I need a key-value storage in a simplest form we can think of.
Keys should be some fixed-length strings, values should be some texts.
This key-value storage should have an HTTP-backed API.
That’s basically it. As you can see, there is no big difference between such storage and some web application with some upload functionality.
The thing is – it’ll take few hours (including tests and coffee drinking) to write something like this.
“Something like this” will be fully under my control and can be tuned on demand.
Should I, in this specific case, not try to reinvent bicycles? Is it better to use some of existing NoSQL solutions. If yes, which one exactly?
If, say, I’d needed something SQL-like, I won’t ask and won’t try to write something by myself. But with NoSQL I just don’t know what is adequate and what is not.
6
Keep in mind, once you accumulate enough data, your simple home-grown approach will be very slow when it comes to retrieval unless you then implement some sort of indexing system. So if thats a potential issue, I’d stick with using a dbms.
In addition to using a NoSQL server, you can also use an SQL database to store key pairs. There’s nothing inherent in that type of data that prevents that. So if you already have MySQL running, that might be the simpler option.
Yes – if you can’t find a solution that solves your problem exactly, then I would consider writing my own. As other have mentioned: consider scalability. If you foresee that it will need to scale big very soon, then perhaps it might be worth the investment to set something up that is designed to handle this.
One other thing I would mention, is I would make it as OO friendly as possible. That is, I would have a base key/value (abstract) class/interface, and extend your own key/value implementation on top of this. This is purely because later on down the line, you will find it a lot easier to (say) backup your key/value with memcached if you do it this way, or even swap it out entirely – because the interface will be the same. If you have global functions for get
and set
then that would seem equivalent, but you still have the issue of how quickly you can hotswap the implementation without downtime.
I would make a quick review of what is out there, if you find one of the current NoSQLs get the job done then I would use one of them. Not because you couldn’t write something yourself fairly quickly but because it allows you to offload the support burden. If all you need is key value storage one of Dynamo’s children(Cassandra, Riak, …), or redis is probably the right tool for the job.
1
The problem seems basic enough to be done yourself without too much pain. Of course, you need testing, but it remains reasonable compared to, say, authentication.

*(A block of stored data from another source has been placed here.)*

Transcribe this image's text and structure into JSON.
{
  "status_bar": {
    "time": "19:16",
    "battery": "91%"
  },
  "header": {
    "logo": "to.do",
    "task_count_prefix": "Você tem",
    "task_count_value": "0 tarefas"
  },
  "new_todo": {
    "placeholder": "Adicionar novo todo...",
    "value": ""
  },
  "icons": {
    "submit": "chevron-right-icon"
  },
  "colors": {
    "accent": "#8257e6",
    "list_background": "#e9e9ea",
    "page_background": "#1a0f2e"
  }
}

When the wheel is easy, don’t reinvent the wheel:
-
If you already know a solution which fits exactly your needs. By “know”, I mean that you have already tried the product, know that it is easy to install, know the possible caveats, etc.
-
Or if you expect adding more features in the future, using a enterprise-scale product which provides more features than you need right now can be a better solution. Redis, by the way, comes into mind as an excellent key-value store solution.

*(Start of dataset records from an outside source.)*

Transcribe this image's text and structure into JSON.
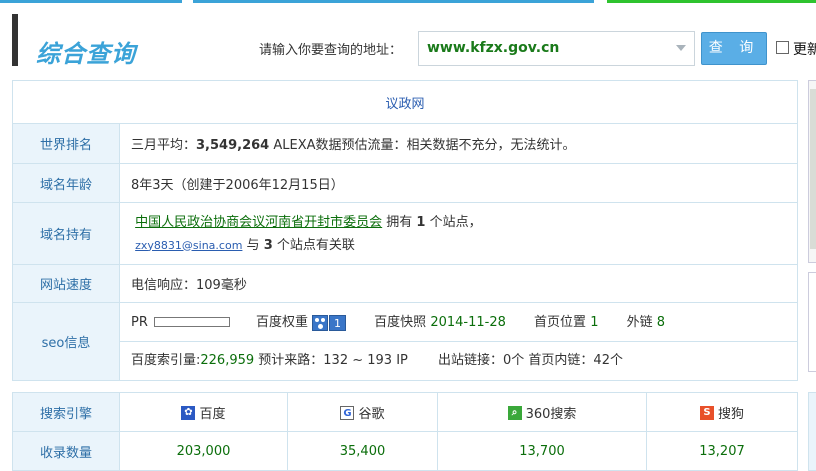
{
  "colors": {
    "accent": "#3ba3d8",
    "label_bg": "#eaf4fb",
    "value_green": "#0b6e0b",
    "link_blue": "#2a5db0",
    "button": "#5aaee6",
    "top_strip_blue": "#3ba3d8",
    "top_strip_green": "#2fc32f"
  },
  "header": {
    "title": "综合查询",
    "prompt": "请输入你要查询的地址：",
    "url_value": "www.kfzx.gov.cn",
    "query_button": "查 询",
    "checkbox_label": "更新"
  },
  "info": {
    "site_name": "议政网",
    "rows": {
      "world_rank": {
        "label": "世界排名",
        "prefix": "三月平均：",
        "rank": "3,549,264",
        "suffix": "  ALEXA数据预估流量：相关数据不充分，无法统计。"
      },
      "domain_age": {
        "label": "域名年龄",
        "text": "8年3天（创建于2006年12月15日）"
      },
      "domain_owner": {
        "label": "域名持有",
        "owner": "中国人民政治协商会议河南省开封市委员会",
        "has_text": " 拥有 ",
        "site_count": "1",
        "sites_suffix": " 个站点，",
        "email": "zxy8831@sina.com",
        "and_text": " 与 ",
        "related_count": "3",
        "related_suffix": " 个站点有关联"
      },
      "speed": {
        "label": "网站速度",
        "text": "电信响应：109毫秒"
      },
      "seo": {
        "label": "seo信息",
        "pr_label": "PR",
        "baidu_weight_label": "百度权重",
        "baidu_weight_value": "1",
        "snapshot_label": "百度快照",
        "snapshot_value": "2014-11-28",
        "home_pos_label": "首页位置",
        "home_pos_value": "1",
        "external_label": "外链",
        "external_value": "8",
        "index_label": "百度索引量:",
        "index_value": "226,959",
        "traffic_text": "  预计来路：132 ~ 193 IP",
        "outlinks_text": "出站链接：0个 首页内链：42个"
      }
    }
  },
  "engines": {
    "header_label": "搜索引擎",
    "count_label": "收录数量",
    "items": [
      {
        "name": "百度",
        "icon": "baidu-paw-icon",
        "count": "203,000"
      },
      {
        "name": "谷歌",
        "icon": "google-g-icon",
        "count": "35,400"
      },
      {
        "name": "360搜索",
        "icon": "search-360-icon",
        "count": "13,700"
      },
      {
        "name": "搜狗",
        "icon": "sogou-s-icon",
        "count": "13,207"
      }
    ]
  }
}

If you don’t know any existent solution and you’re sure that you won’t need to add features later, it would be probably faster to make your own key-value store rather than finding an existent one which will work in your context, on your platform, etc.
I think you’re actually bikeshedding here. Whatever it is that you are doing, in all likelihood this question is way beside the point.
- As you’ve said yourself, the storage will have an HTTP based API. Define that first.
- Use the most simple implementation you could (e.g. on top of redis). If this takes longer than an hour, you’re doing it wrong.
- Write the actual application that consumes the data through said API.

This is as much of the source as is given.